Regardless of who is elected, the sun will rise tomorrow.  Half of my friends will be elated and will be posting victorious messages bragging about having political control over the next four years. The other half of my friends will pout, and then they will begin posting the not-so-original "don't blame me, I didn't vote for him" message whenever a misstep occurs. Thankfully, those serial posters can easily be hidden from my newsfeeds on Facebook and Twitter. 

This morning I plan on stopping to vote before I drop Robby at school. While I could easily stop by my polling place while he is in class,  I feel that it is important that he see me engage in this important civic duty. Robby has seen the commercials and has heard the phone ringing off the hook from political solicitations. I'm looking forward to showing him my role in this process! Happy Election Day!

Monday, November 05, 2012

DC Walk

Yesterday was a whirlwind of activity and emotion. I was honored to walk in memory of my friend Vashni who lost her battle with cervical cancer on Wednesday. The walk, which began as a way for us to rally around our friend during her treatment, became a vehicle for us to mourn and to celebrate her life. It was a surreal experience.

The day had numerous poignant moments. Perhaps one of the most inspired was provided by Vashni's friend Jo, who traveled to Washington, DC from Pittsburgh by bus early Sunday morning. Despite being fatigued from the long trip, she changed into her running shorts and began to stretch. Before the race gun fired, she looked at us and vowed that she was going to win for Vashni. She took off at a full sprint, impressive for any age but astounding considering that she is nearly 40!

We commenced our walk while names of friends and family who have battled cancer were proudly read. I held a sign for Vashni as we walked the streets of DC. Every once in awhile I felt tears welling as I became overwhelmed by emotion. I tried to push all thoughts out of my mind and concentrated on walking.

Our group finished the walk just as the first runners were making the final turn towards the finish. As if we were in a scene out of a Lifetime movie, there was Jo, true to her word. She was flying down the streets, leaving females half her age in her wake. She finished the race first in her age classification, slightly behind a military lad who was young enough to be her child! Without hesitation, Jo gave her prize to Vashni's husband before hopping on the bus back to Pittsburgh.

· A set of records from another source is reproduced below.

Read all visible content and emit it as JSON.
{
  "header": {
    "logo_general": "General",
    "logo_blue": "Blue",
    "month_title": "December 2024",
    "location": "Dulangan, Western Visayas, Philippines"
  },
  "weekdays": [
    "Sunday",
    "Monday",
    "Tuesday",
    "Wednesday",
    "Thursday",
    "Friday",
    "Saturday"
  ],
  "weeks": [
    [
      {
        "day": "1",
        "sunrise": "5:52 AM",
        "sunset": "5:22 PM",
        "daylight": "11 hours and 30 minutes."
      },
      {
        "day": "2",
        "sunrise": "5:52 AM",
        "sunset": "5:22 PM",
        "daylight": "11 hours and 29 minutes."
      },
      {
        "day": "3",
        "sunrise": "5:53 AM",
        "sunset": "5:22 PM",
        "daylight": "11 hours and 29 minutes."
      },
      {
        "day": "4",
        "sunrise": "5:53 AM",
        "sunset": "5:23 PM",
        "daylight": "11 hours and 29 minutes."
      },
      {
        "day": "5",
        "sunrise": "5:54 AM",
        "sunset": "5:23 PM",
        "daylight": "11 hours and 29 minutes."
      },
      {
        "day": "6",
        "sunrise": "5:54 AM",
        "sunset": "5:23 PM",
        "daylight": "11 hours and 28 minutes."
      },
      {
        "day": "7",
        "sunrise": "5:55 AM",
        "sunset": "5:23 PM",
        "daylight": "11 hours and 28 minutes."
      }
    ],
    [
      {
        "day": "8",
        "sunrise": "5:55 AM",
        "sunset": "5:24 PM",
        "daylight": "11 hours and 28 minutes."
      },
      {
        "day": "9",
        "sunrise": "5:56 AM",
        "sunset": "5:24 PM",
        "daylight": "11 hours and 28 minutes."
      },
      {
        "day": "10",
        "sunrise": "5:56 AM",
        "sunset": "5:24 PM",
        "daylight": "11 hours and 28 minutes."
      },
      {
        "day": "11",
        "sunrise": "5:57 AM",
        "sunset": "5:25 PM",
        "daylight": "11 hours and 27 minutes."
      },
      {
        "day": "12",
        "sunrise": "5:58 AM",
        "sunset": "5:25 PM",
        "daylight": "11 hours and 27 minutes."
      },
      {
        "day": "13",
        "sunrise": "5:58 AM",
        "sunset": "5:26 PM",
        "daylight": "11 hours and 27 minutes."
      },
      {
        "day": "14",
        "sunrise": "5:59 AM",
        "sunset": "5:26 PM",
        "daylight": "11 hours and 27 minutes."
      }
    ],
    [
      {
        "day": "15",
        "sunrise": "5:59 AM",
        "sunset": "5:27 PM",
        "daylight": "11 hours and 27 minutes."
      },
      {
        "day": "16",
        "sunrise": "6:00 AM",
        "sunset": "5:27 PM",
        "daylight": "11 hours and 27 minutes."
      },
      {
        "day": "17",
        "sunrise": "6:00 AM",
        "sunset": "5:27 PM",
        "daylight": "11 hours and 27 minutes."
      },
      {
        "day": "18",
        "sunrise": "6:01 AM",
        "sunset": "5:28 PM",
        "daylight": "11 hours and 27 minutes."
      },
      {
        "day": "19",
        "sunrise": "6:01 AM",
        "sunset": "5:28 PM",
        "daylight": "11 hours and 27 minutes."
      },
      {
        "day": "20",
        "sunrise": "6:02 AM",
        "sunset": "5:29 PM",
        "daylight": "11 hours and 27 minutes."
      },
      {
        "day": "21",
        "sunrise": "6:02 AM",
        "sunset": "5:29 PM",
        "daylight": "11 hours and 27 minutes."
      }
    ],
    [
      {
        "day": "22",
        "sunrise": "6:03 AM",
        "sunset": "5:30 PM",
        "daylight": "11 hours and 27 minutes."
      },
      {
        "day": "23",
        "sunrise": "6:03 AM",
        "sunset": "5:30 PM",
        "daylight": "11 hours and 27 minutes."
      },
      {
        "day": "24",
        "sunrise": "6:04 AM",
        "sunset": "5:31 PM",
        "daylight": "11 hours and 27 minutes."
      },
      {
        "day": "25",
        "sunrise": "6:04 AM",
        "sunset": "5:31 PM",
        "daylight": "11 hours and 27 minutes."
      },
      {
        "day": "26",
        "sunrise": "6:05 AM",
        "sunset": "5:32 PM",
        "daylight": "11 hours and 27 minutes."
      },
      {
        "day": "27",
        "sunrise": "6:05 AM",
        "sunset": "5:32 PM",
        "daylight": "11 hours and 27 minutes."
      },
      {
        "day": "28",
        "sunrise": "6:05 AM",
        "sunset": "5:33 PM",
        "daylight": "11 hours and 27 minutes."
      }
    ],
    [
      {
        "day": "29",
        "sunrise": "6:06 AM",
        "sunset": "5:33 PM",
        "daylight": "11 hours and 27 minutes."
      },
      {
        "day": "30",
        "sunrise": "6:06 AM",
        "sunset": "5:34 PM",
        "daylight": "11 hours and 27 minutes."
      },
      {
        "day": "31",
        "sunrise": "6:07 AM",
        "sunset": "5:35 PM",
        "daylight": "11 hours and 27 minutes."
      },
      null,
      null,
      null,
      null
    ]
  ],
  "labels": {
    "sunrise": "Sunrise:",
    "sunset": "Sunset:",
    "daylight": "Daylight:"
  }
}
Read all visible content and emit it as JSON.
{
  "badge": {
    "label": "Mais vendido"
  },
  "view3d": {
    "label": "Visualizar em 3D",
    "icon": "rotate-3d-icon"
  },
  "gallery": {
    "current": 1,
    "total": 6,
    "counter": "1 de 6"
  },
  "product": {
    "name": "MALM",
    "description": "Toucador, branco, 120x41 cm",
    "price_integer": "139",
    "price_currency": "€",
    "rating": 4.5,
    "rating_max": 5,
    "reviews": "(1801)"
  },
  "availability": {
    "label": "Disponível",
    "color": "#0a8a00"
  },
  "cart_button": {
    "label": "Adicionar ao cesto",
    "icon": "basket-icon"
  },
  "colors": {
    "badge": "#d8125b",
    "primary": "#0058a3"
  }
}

I felt like I was in a daze for much of the walk, thinking about how cancer journeys are varied and unique. The same diagnosis can be given to two people with every similarity yet the outcome can be totally opposite.  I suppose I am dealing with a slight case of survivor's guilt. I can't help but wonder why I am still here when my friend was robbed of her life. I know I'll never have those answers and that wallowing in the question will only lead to heartache and frustration. I owe it to everybody who lost their battle to live my life as fully as possible.